Осцеола. Перевод К. Чуковского.
Смысл "Листьев травы". Перевод А. Сергеева.
Прощай, мое Вдохновенье! Перевод Н. Банникова.
Из цикла "Эхо минувших лет".
Нет, не говори мне сегодня о печатном позоре (Зима 1873 г., во время сессии конгресса). Перевод И. Кашкина.
Одного я пою, всякую простую отдельную личность,
И все же Демократическое слово твержу, слово "En Masse".

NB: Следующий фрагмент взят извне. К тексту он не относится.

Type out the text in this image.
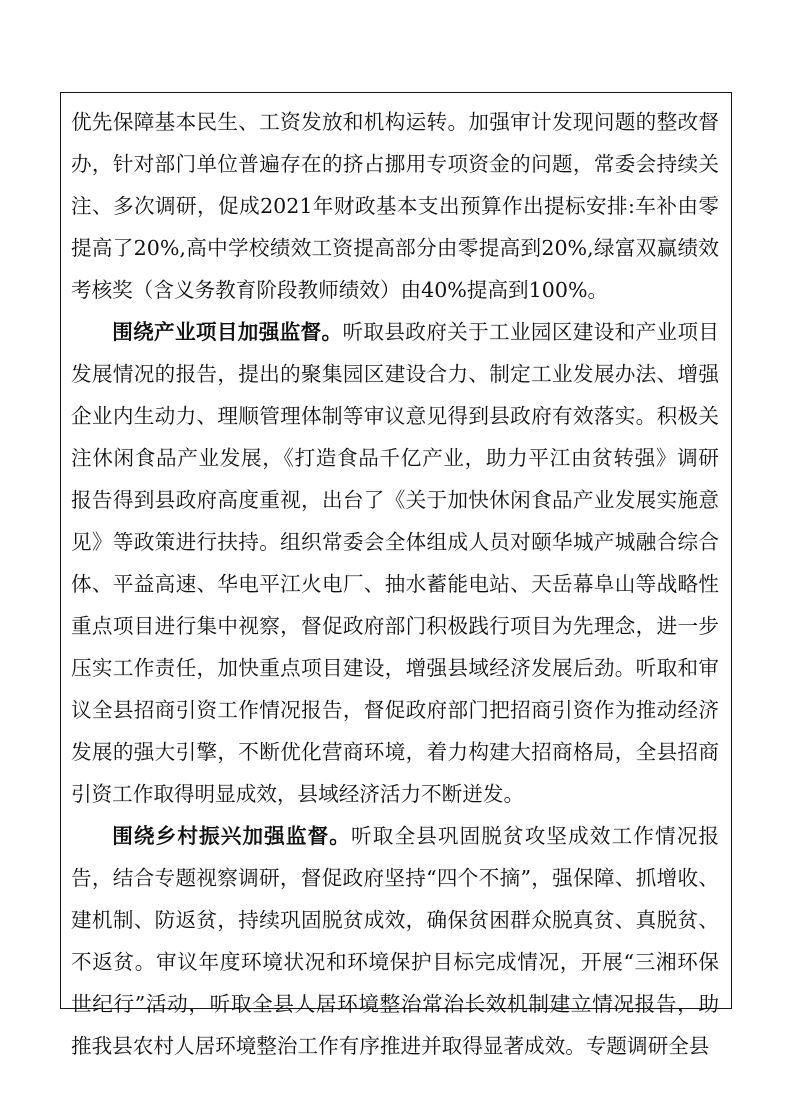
优先保障基本民生、工资发放和机构运转。加强审计发现问题的整改督办，针对部门单位普遍存在的挤占挪用专项资金的问题，常委会持续关注、多次调研，促成2021年财政基本支出预算作出提标安排:车补由零提高了20%,高中学校绩效工资提高部分由零提高到20%,绿富双赢绩效考核奖（含义务教育阶段教师绩效）由40%提高到100%。

围绕产业项目加强监督。听取县政府关于工业园区建设和产业项目发展情况的报告，提出的聚集园区建设合力、制定工业发展办法、增强企业内生动力、理顺管理体制等审议意见得到县政府有效落实。积极关注休闲食品产业发展，《打造食品千亿产业，助力平江由贫转强》调研报告得到县政府高度重视，出台了《关于加快休闲食品产业发展实施意见》等政策进行扶持。组织常委会全体组成人员对颐华城产城融合综合体、平益高速、华电平江火电厂、抽水蓄能电站、天岳幕阜山等战略性重点项目进行集中视察，督促政府部门积极践行项目为先理念，进一步压实工作责任，加快重点项目建设，增强县域经济发展后劲。听取和审议全县招商引资工作情况报告，督促政府部门把招商引资作为推动经济发展的强大引擎，不断优化营商环境，着力构建大招商格局，全县招商引资工作取得明显成效，县域经济活力不断迸发。

围绕乡村振兴加强监督。听取全县巩固脱贫攻坚成效工作情况报告，结合专题视察调研，督促政府坚持“四个不摘”，强保障、抓增收、建机制、防返贫，持续巩固脱贫成效，确保贫困群众脱真贫、真脱贫、不返贫。审议年度环境状况和环境保护目标完成情况，开展“三湘环保世纪行”活动，听取全县人居环境整治常治长效机制建立情况报告，助推我县农村人居环境整治工作有序推进并取得显著成效。专题调研全县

Физиологию с головы и до пят я пою,
Не только лицо человеческое и не только рассудок достойны
Музы, но все Тело еще более достойно ее,
Женское наравне с Мужским я пою.
Жизнь, безмерную в страсти, в биении, в силе,
Радостную, созданную чудесным законом для самых свободных деяний,
Человека Новых Времен я пою.
Когда я размышлял в тиши,
Обдумывая стихи, возвращаясь к ним снова и снова,
Предо мною вырос Призрак с недоверчивым взглядом,
Ужасающий красотой, долголетьем и мощью,
Дух поэтов древних царств;
Обратив ко мне пламенный взор,
Он указал на многие бессмертные песни
И грозно спросил: "Что ты воспеваешь,
Разве ты не ведаешь, что у мировых поэтов есть только одна тема?
это - тема Войны, военного счастья,
Воспитания настоящих солдат".
"Будь по-твоему, - я ответил,
Я, надменная Тень, также пою войну, и куда более долгую
и великую, чем любая другая,
И я в моей книге связан с изменчивым счастьем, с бегством,
наступлением и отступлением, с медлящей и неверной
победой
(Которая все же несомненна или почти несомненна),
всемирной битвой
За жизнь и смерть, за Тело и за вечную Душу,
Ты слышишь, я тоже пришел, распевая песню битвы,
И я, первым делом, славлю храбрых солдат".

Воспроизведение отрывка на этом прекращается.